Poland hopes to benefit from prospective shale gas output and may pass laws similar to those that helped Norway build its sovereign wealth fund, Economy Minister Waldemar Pawlak said.

“In Norway oil and gas deposits allowed it to create funds that accumulate money for the future,” Pawlak told a news conference today. “We will also need this type of solution.”

Norway, a nation of 4.9 million people, generates money for its $570 billion sovereign wealth fund from taxes on oil and gas, ownership of petroleum fields and dividends from its 67 percent stake in Statoil ASA, the country’s largest energy company.
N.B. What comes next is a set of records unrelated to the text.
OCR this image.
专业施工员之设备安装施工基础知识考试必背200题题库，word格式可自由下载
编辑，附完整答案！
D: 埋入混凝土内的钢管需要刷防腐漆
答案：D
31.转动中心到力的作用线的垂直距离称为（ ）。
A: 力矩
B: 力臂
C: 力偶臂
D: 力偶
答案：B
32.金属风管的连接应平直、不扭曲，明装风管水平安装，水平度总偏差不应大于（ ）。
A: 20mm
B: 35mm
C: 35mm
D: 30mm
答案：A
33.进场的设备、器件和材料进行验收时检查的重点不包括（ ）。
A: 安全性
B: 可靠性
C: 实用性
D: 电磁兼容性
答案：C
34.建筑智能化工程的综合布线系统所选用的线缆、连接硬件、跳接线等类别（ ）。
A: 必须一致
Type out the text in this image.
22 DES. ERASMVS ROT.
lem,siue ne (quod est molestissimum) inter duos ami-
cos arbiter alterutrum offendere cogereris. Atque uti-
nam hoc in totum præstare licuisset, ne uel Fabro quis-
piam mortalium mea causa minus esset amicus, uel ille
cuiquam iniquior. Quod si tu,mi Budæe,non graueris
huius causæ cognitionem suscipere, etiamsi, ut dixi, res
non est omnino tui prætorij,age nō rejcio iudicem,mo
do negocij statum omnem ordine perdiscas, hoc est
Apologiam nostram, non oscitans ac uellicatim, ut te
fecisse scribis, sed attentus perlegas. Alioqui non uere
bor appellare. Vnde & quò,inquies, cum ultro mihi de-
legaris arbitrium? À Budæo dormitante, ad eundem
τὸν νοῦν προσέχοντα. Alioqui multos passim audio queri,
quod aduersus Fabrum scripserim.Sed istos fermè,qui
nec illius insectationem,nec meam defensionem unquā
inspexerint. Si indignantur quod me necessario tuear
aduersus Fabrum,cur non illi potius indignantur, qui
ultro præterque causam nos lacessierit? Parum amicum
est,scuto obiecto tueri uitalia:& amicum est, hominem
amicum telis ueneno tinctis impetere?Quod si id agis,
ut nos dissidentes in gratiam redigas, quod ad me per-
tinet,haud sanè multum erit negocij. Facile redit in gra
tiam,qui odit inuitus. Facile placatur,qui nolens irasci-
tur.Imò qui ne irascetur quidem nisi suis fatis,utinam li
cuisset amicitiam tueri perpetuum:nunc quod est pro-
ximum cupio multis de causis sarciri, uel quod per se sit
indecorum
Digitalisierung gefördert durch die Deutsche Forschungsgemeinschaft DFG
Poland has awarded 87 licenses to companies including Exxon Mobil Corp. (XOM), Chevron Corp. (CVX) and Talisman Energy Inc. (TLM) to explore for gas trapped in shale rocks. The country’s recoverable reserves of shale gas may amount to 5.2 trillion cubic meters, enough to supply more than 300 years of domestic consumption, according to the U.S. Energy Information Administration. The companies have so far drilled fewer than 10 exploratory wells of the required 124, and they plan to conduct commercial tests later this year.

Pawlak said commercial output of shale gas should precede passage of any laws aimed at helping Poland reap greater benefits from the resource.

“Gas should start flowing before we prepare new regulations for commercial output,” he said.